Nasional

Keluarga korban Lion Air JT 610 gugat Boeing di AS

Para petugas KNKT memeriksa salah satu mesin pesawat Lion Air JT 610.

GILANGNEWS.COM - Keluarga korban pesawat Lion Air JT 610 yang jatuh di perairan Karawang, Jawa Barat, pada akhir Oktober lalu, mengajukan gugatan hukum terhadap Boeing, pembuat pesawat Boeing 737 MAX 8.

H Irianto, ayah penumpang dokter Rio Nanda Pratama, menggunakan jasa kantor pengacara Colson Hicks Eidson yang berkantor di Negara Bagian Florida, Amerika Serikat, dalam mengajukan gugatan.

"Kami telah mengajukan gugatan terhadap Boeing Company di Pengadilan Circuit, Cook County, Illinois, Amerika Serikat, markas perusahaan Boeing, atas nama klien kami, orang tua dari dokter Rio Nanda Pratama, korban meninggal dunia pesawat Boeing 737 MAX 8 yang jatuh ke laut," kata Curtis Miner dari kantor pengacara Colson Hicks Eidson dalam keterangan resmi.

Pada keterangan yang sama, H Irianto menyatakan bahwa "semua keluarga korban ingin mengetahui kebenaran dan penyebab tragedi ini, kesalahan serupa dihindari pada masa mendatang, dan mereka yang bertanggung jawab dibawa ke pengadilan".

"Saya mencari keadilan untuk putra saya dan semua orang yang kehilangan nyawanya dalam insiden itu," sebut H Irianto.

Apa isi gugatan terhadap Boeing?

Gugatan terhadap Boeing menyoroti sistem kendali otomatis penerbangan yang didesain untuk mencegah pilot menaikkan hidung pesawat "secara berbahaya".

Akan tetapi, "dalam kondisi-kondisi tertentu (sistem ini) bisa menukikkan hidung pesawat secara tak terduga dan sedemikiah kuat sehingga pilot tidak mampu menaikkannya kembali guna menghindari tabrakan".

"Fitur otomatis ini bisa menyala walaupun pilot menerbangkan pesawat secara manual dan tidak mengira komputer pengendali penerbangan akan menyala."

"Cukup mengagetkan mendengar dari pakar penerbangan dan kepala serikat pilot bahwa Boeing gagal memperingatkan pelanggan dan pilot pesawat 737 Max yang baru ini mengenai perubahan signifikan dalam sistem kendali penerbangan."
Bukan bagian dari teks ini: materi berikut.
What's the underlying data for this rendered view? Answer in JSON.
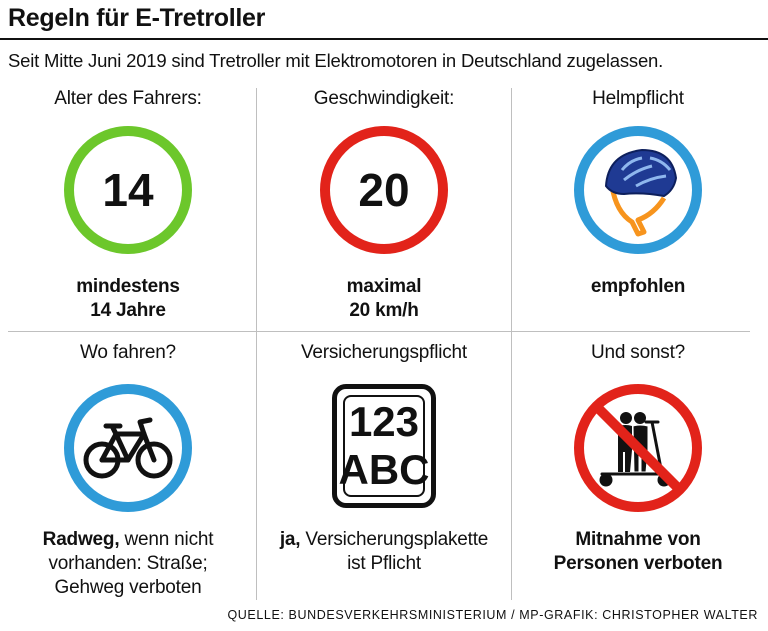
{
  "title": "Regeln für E-Tretroller",
  "intro": "Seit Mitte Juni 2019 sind Tretroller mit Elektromotoren in Deutschland zugelassen.",
  "cells": [
    {
      "heading": "Alter des Fahrers:",
      "sign_value": "14",
      "icon": "age-sign-icon",
      "caption_bold": "mindestens",
      "caption_bold_2": "14 Jahre",
      "ring_color": "#6cc72b"
    },
    {
      "heading": "Geschwindigkeit:",
      "sign_value": "20",
      "icon": "speed-limit-sign-icon",
      "caption_bold": "maximal",
      "caption_bold_2": "20 km/h",
      "ring_color": "#e2231a"
    },
    {
      "heading": "Helmpflicht",
      "icon": "helmet-icon",
      "caption_bold": "empfohlen",
      "ring_color": "#2f9bd8"
    },
    {
      "heading": "Wo fahren?",
      "icon": "bicycle-icon",
      "caption_bold": "Radweg,",
      "caption_rest": " wenn nicht",
      "caption_line2": "vorhanden: Straße;",
      "caption_line3": "Gehweg verboten",
      "ring_color": "#2f9bd8"
    },
    {
      "heading": "Versicherungspflicht",
      "icon": "insurance-plate-icon",
      "plate_line1": "123",
      "plate_line2": "ABC",
      "caption_bold": "ja,",
      "caption_rest": " Versicherungsplakette",
      "caption_line2": "ist Pflicht"
    },
    {
      "heading": "Und sonst?",
      "icon": "no-passengers-icon",
      "caption_bold": "Mitnahme von",
      "caption_bold_2": "Personen verboten",
      "ring_color": "#e2231a"
    }
  ],
  "source": "QUELLE: BUNDESVERKEHRSMINISTERIUM / MP-GRAFIK: CHRISTOPHER WALTER"
}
Curtis Miner menyatakan sesuai perjanjian internasional, badan penyelidik dari Indonesia dilarang menentukan siapa yang bertanggung jawab atau siapa yang bersalah.

Komite Nasional Keselamatan Transportasi (KNKT), menurutnya, hanya diperbolehkan membuat rekomendasi keselamatan untuk industri penerbangan di masa depan.

"Inilah sebabnya mengapa tindakan hukum atas nama keluarga korban begitu vital," ujar Curtis Miner.

"Penyelidik dari pemerintah biasanya tidak menentukan siapa yang bersalah dan kompensasi yang adil kepada keluarga-keluarga ini tidak akan diberikan oleh penyelidik pemerintah. Itulah peran penting tuntutan hukum dalam tragedi seperti ini," sambungnya.

Sementara itu, Boeing menyatakan tidak bisa "mendiskusikan secara spesifik investigasi yang tengah berlangsung."

Sebelumnya, Komite Nasional Keselamatan Transportasi (KNKT) menunjukkan pesawat Lion Air JT 610 mengalami kerusakan pada indikator kecepatan dalam empat penerbangan terakhir, termasuk saat jatuh di perairan Karawang, Jawa Barat, pada 29 Oktober lalu.

"Memang kita sudah akui penerbangan dari Denpasar ke Jakarta ada masalah teknis. Ternyata begitu kita buka black boxnya memang yang dimaksud teknis tadi adalah masalah airspeed atau kecepatan dari pesawat," ucap Kepala Sub Komite Investigasi Kecelakaan Penerbangan KNKT, Nurcahyo Utomo, 5 November lalu.

"Ternyata dari data black box itu, dua (penerbangan) sebelum Denpasar pun juga mengalami (kerusakan)," lanjutnya.

Berencana menikah

Dokter Rio Nanda Pratama merupakan salah satu dari 189 penumpang dan awak pesawat Lion Air JT 610 yang meninggal dunia.

Mendiang berencana melangsungkan pernikahan dengan calon istrinya, Intan Indah Syari, pada 11 November 2018. Adapun resepsinya direncanakan tanggal 23 Desember, bertepatan dengan 13 tahun hubungan keduanya.

Namun, pada 11 November 2018, Intan Indah Syari dirias sebagai pengantin putri, sendirian, tanpa kehadiran Rio.